Solving a Sudoku puzzle using computer vision and CUDA.
Final project for University of South Carolina Parallel Computing class, CSCE 569.
- Michael Brunson
- Stephen Still
- OpenCV 2.4.12
- CUDA (Toolkit 7.5, Compute 5.0)
OpenCV is used for extraction of the Sudoku puzzle from a video feed. The main.h file specifies has a define statement that allows the use the GPU for performing the machine vision algorithms including thresholding and edge detection.
After thresholding and filtering, the digit images are extracted and recognized using OpenCV's KNearest class. This uses a K nearest neighbor algorithm with the images in the "train" folder as the models for comparison. The dataset is small and made for printed text and should work with simple computer-generated texts.
The GPU is always used to solve the puzzle although the method is not as efficient as some basic CPU algorithms.
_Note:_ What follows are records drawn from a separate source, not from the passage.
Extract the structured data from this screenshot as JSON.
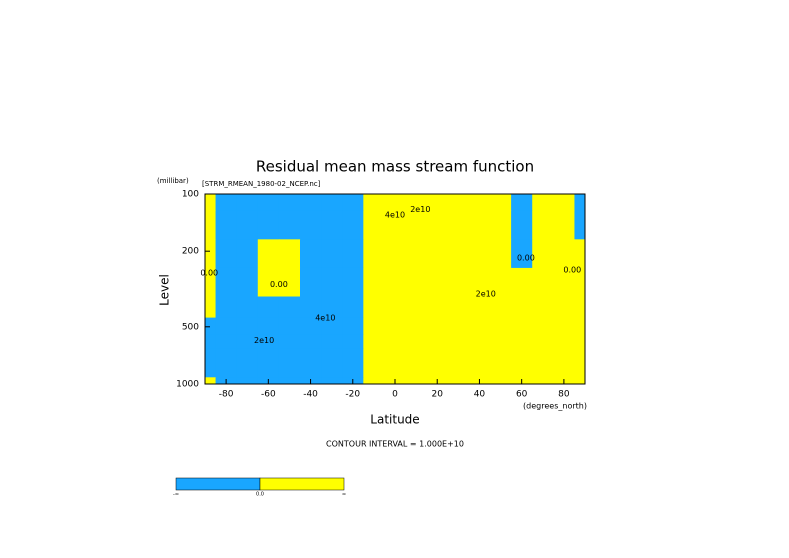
{
  "chart_data": {
    "type": "contour",
    "title": "Residual mean mass stream function",
    "subtitle": "[STRM_RMEAN_1980-02_NCEP.nc]",
    "y_units": "(millibar)",
    "ylabel": "Level",
    "xlabel": "Latitude",
    "x_units": "(degrees_north)",
    "note": "CONTOUR INTERVAL = 1.000E+10",
    "xlim": [
      -90,
      90
    ],
    "xticks": [
      -80,
      -60,
      -40,
      -20,
      0,
      20,
      40,
      60,
      80
    ],
    "ylim": [
      100,
      1000
    ],
    "yticks": [
      100,
      200,
      500,
      1000
    ],
    "ylog": true,
    "yinvert": true,
    "negative_color": "#19a6ff",
    "positive_color": "#ffff00",
    "x": [
      -90,
      -80,
      -70,
      -60,
      -50,
      -40,
      -30,
      -20,
      -10,
      0,
      10,
      20,
      30,
      40,
      50,
      60,
      70,
      80,
      90
    ],
    "y": [
      100,
      150,
      200,
      300,
      400,
      500,
      600,
      700,
      850,
      1000
    ],
    "z": [
      [
        0.2,
        -0.3,
        -0.5,
        -0.6,
        -0.6,
        -0.8,
        -1,
        -1.2,
        1,
        2,
        2,
        1,
        0.5,
        0.8,
        0.8,
        -0.2,
        0.3,
        0.2,
        -0.1
      ],
      [
        0.3,
        -0.5,
        -0.8,
        -0.6,
        -0.8,
        -1.2,
        -1.5,
        -2,
        4,
        8,
        6,
        2,
        1,
        1,
        1,
        -0.3,
        0.3,
        0.2,
        -0.1
      ],
      [
        0.3,
        -0.6,
        -1,
        0.3,
        0.2,
        -1.5,
        -2,
        -3,
        6,
        12,
        10,
        3,
        2,
        2,
        1.5,
        -0.2,
        0.5,
        0.3,
        0.1
      ],
      [
        0.2,
        -0.8,
        -1.2,
        0.2,
        0.1,
        -1.5,
        -2.5,
        -4,
        8,
        14,
        12,
        4,
        3,
        3,
        2,
        0.5,
        0.6,
        0.4,
        0.2
      ],
      [
        0.1,
        -1,
        -1.5,
        -0.5,
        -1,
        -2,
        -3,
        -4,
        8,
        14,
        12,
        5,
        4,
        5,
        3,
        1,
        0.8,
        0.5,
        0.2
      ],
      [
        -0.1,
        -1.5,
        -2,
        -2,
        -2,
        -2.5,
        -3,
        -4,
        6,
        12,
        10,
        4,
        6,
        8,
        5,
        2,
        1,
        0.5,
        0.2
      ],
      [
        -0.3,
        -2,
        -2.5,
        -2.5,
        -2.5,
        -3,
        -3.5,
        -4,
        4,
        10,
        8,
        3,
        7,
        9,
        6,
        2,
        1,
        0.5,
        0.2
      ],
      [
        -0.5,
        -2,
        -3,
        -3,
        -3,
        -3.5,
        -4,
        -4,
        3,
        8,
        6,
        2,
        8,
        10,
        6,
        2,
        1,
        0.5,
        0.2
      ],
      [
        -0.3,
        -1.5,
        -2,
        -2.5,
        -3,
        -3,
        -3,
        -3,
        2,
        5,
        4,
        1,
        6,
        8,
        4,
        1,
        0.5,
        0.3,
        0.1
      ],
      [
        0,
        -0.5,
        -1,
        -1,
        -1,
        -1,
        -1,
        -1,
        0.5,
        1,
        1,
        0.5,
        1,
        1,
        0.5,
        0.2,
        0.1,
        0.1,
        0
      ]
    ],
    "annotations": [
      {
        "text": "2e10",
        "lat": -62,
        "level": 590
      },
      {
        "text": "4e10",
        "lat": -33,
        "level": 450
      },
      {
        "text": "0.00",
        "lat": -88,
        "level": 260
      },
      {
        "text": "0.00",
        "lat": -55,
        "level": 300
      },
      {
        "text": "2e10",
        "lat": 12,
        "level": 121
      },
      {
        "text": "4e10",
        "lat": 0,
        "level": 129
      },
      {
        "text": "2e10",
        "lat": 43,
        "level": 336
      },
      {
        "text": "0.00",
        "lat": 62,
        "level": 217
      },
      {
        "text": "0.00",
        "lat": 84,
        "level": 251
      }
    ],
    "colorbar_labels": [
      "-∞",
      "0.0",
      "∞"
    ]
  }
}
This code was run on a Dell Alienware 15 with a Intel Core i7-4710HQ CPU and Nvidia Geforce GTX 970M GPU. When running this on a different architecture, you will be required to build OpenCV from source and specify the proper architecture for CUDA in CMake (in my case the "CUDA_ARCH_BIN" value had to be "2.0 3.0 3.5 5.0" and the "CUDA_ARCH_PTX" value had to be "5.0" to get OpenCV to interface with the GPU).
CPU: ~1200 ms
GPU: ~2100 ms
CPU: < 2 ms
GPU: ~200 ms
Based on the algorithms we used, the GPU did not speed up the program. Using OpenCV's Mat data structure resulted in too much overhead for the extraction algorithm and some parts of the extraction process are not easily parallelizeable. This resulted in spending too much time copying back and forth from host to GPU.
The solving algorthim suffers from similar issues. The breadth first search algorithm has not been perfected on the GPU yet, so the implementation here is inefficient and results in way too much overhead.
Better algorithms are needed!